それが気になってどうしようかと床に視線を落としていたら、それが目にはいってきた。
「カフスボタン?」
宝石が埋め込まれたきらきらと美しいカフスボタンは、見るからに高級そうな物だった。すぐにジェラルドの物だと気がついた。最後に私が袖を引っ張ったせいだ。どうしよう……。
「お嬢様どうされました?」
部屋に入って来たキースが心配そうに聞いて来る。
「ジェラルドに忘れ物届けて来る」
「忘れ物なら、俺が届けに……」
「いい! 私が届けに行く」
キースの静止も振り切って私は部屋を飛び出してヨハンナに用意してもらった馬車に乗り込み飛び出した。城にいるだろうとそちらに走らせて窓の外の景色を見ていると偶然目に入って来た物があった。
「止めて!」
慌てて御者に止めさせて窓の中から外を眺める。花屋の前で大きな花束を受け取っているジェラルドの姿を見つけたのだ。慌てて馬車から降りて声をかけようと思っていたのだが、ジェラルドもすぐに馬車に乗り込む所だったので、そのまま追いかけてもらった。
ジェラルドの馬車は城とは違う方向に向かって走っていく。どこに向かっているのだろう? なんだか後をつけてるみたいでドキドキするな……と思っていたらとある貴族の屋敷の中に入って行った。
「ここは……?」
「ティモシー家のお屋敷ですね」
御者の返事に驚きつつどこかで納得してしまった。ジェラルドが花束持って向かう先がここだなんて……。そういえば学院でのソフィア様とジェラルドはとても仲が良さそうだった。

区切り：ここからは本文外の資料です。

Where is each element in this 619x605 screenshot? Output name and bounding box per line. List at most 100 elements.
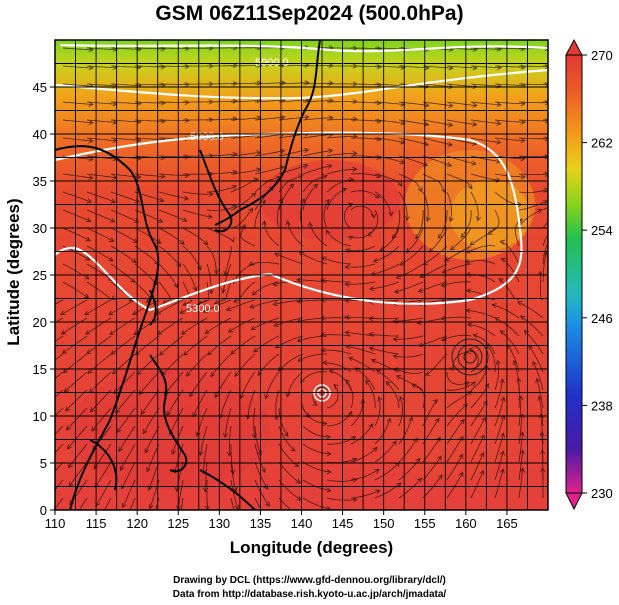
streamline-arrowhead	[171, 449, 176, 455]
streamline	[157, 317, 184, 335]
streamline	[158, 47, 190, 49]
streamline	[518, 83, 548, 85]
y-tick-label: 10	[33, 409, 47, 424]
coastlines	[55, 40, 321, 510]
streamline	[520, 315, 544, 337]
streamline-arrowhead	[230, 469, 236, 475]
streamline-arrowhead	[544, 82, 548, 88]
streamline	[110, 245, 137, 263]
streamline-arrowhead	[256, 80, 262, 86]
streamline-arrowhead	[482, 399, 488, 406]
streamline	[374, 47, 406, 50]
streamline	[95, 479, 112, 507]
streamline-arrowhead	[189, 391, 194, 398]
streamline	[61, 317, 88, 335]
streamline-arrowhead	[423, 141, 429, 147]
streamline-arrowhead	[539, 449, 546, 455]
streamline-arrowhead	[496, 102, 502, 108]
streamline-arrowhead	[535, 377, 541, 384]
streamline	[276, 198, 283, 229]
streamline-arrowhead	[512, 359, 518, 366]
streamline	[398, 477, 422, 499]
streamline-arrowhead	[344, 314, 350, 320]
streamline	[425, 353, 448, 376]
streamline-arrowhead	[109, 237, 115, 242]
streamline	[230, 100, 262, 103]
x-tick-label: 145	[332, 516, 354, 531]
streamline	[254, 425, 262, 456]
streamline-arrowhead	[449, 216, 454, 223]
streamline	[247, 389, 256, 420]
streamline	[205, 461, 208, 492]
streamline-arrowhead	[479, 469, 485, 476]
cool-core-east	[450, 180, 530, 250]
streamline-arrowhead	[447, 141, 453, 147]
streamline-arrowhead	[232, 298, 239, 303]
streamline	[415, 209, 424, 239]
streamline	[470, 137, 501, 143]
streamline-arrowhead	[484, 364, 490, 370]
streamline-arrowhead	[248, 260, 255, 266]
streamline	[326, 179, 354, 193]
streamline	[446, 454, 464, 481]
streamline	[373, 245, 400, 262]
streamline	[206, 171, 237, 175]
streamline-arrowhead	[160, 173, 166, 179]
colorbar-top-arrow	[565, 38, 583, 56]
streamline-arrowhead	[300, 378, 305, 384]
streamline	[94, 461, 112, 488]
streamline-arrowhead	[221, 288, 227, 294]
streamline	[371, 359, 400, 373]
colorbar-body	[565, 54, 583, 494]
streamline-arrowhead	[108, 256, 114, 262]
streamline	[86, 173, 117, 179]
streamline	[446, 83, 477, 88]
streamline	[230, 192, 256, 211]
streamline	[470, 227, 496, 246]
streamline	[309, 222, 328, 247]
streamline	[214, 371, 232, 398]
streamline	[230, 208, 253, 229]
streamline-arrowhead	[379, 246, 385, 251]
streamline	[494, 451, 504, 481]
streamline-arrowhead	[120, 465, 125, 471]
streamline	[158, 281, 172, 304]
colorbar: 270 262 254 246 238 230	[565, 38, 613, 511]
streamline	[518, 209, 542, 229]
streamline-arrowhead	[365, 379, 371, 385]
streamline-arrowhead	[438, 233, 443, 239]
streamline-arrowhead	[250, 325, 256, 330]
streamline	[370, 263, 400, 275]
streamline	[450, 227, 472, 251]
streamline-arrowhead	[376, 100, 382, 106]
streamline	[158, 191, 189, 200]
streamline-arrowhead	[393, 367, 399, 373]
streamline-arrowhead	[110, 198, 116, 204]
x-tick-label: 125	[167, 516, 189, 531]
streamline	[446, 173, 473, 190]
streamline	[134, 101, 166, 104]
streamline-arrowhead	[179, 309, 185, 314]
streamline	[321, 334, 352, 337]
streamline	[55, 371, 64, 379]
streamline-arrowhead	[352, 150, 358, 156]
streamline	[345, 281, 376, 285]
streamline	[398, 396, 403, 427]
streamline-arrowhead	[370, 358, 377, 364]
streamline-arrowhead	[204, 505, 210, 510]
streamline	[249, 262, 280, 266]
streamline	[206, 153, 237, 157]
streamline-arrowhead	[392, 440, 397, 446]
streamline-arrowhead	[500, 414, 506, 420]
streamline	[55, 317, 64, 324]
streamline	[226, 299, 256, 311]
streamline	[142, 407, 160, 434]
streamline	[110, 137, 141, 141]
streamline-arrowhead	[210, 371, 216, 378]
streamline	[55, 497, 64, 510]
streamline-arrowhead	[481, 416, 486, 423]
streamline-arrowhead	[280, 114, 286, 121]
streamline-arrowhead	[341, 187, 348, 193]
streamline	[374, 155, 405, 164]
streamline-arrowhead	[449, 245, 456, 251]
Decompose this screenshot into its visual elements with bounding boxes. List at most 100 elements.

2人がどんな関係なのか疑う事せずにいた自分が馬鹿馬鹿しい。気づくとぽつぽつと涙がこぼれて手の甲に落ちて行く。
何故泣くのかと考えて気づいた。今私はソフィア様に嫉妬している。ジェラルドを取られたくないと思った。私ジェラルドが好きなんだ……。なんであんな男を……望みの無い恋なのに……。
考えても考えてもわからない問いを繰り返した。私は恋より仕事って決めたじゃない。もういいんだ……。そう言い聞かせて自分の気持ちにフタをした。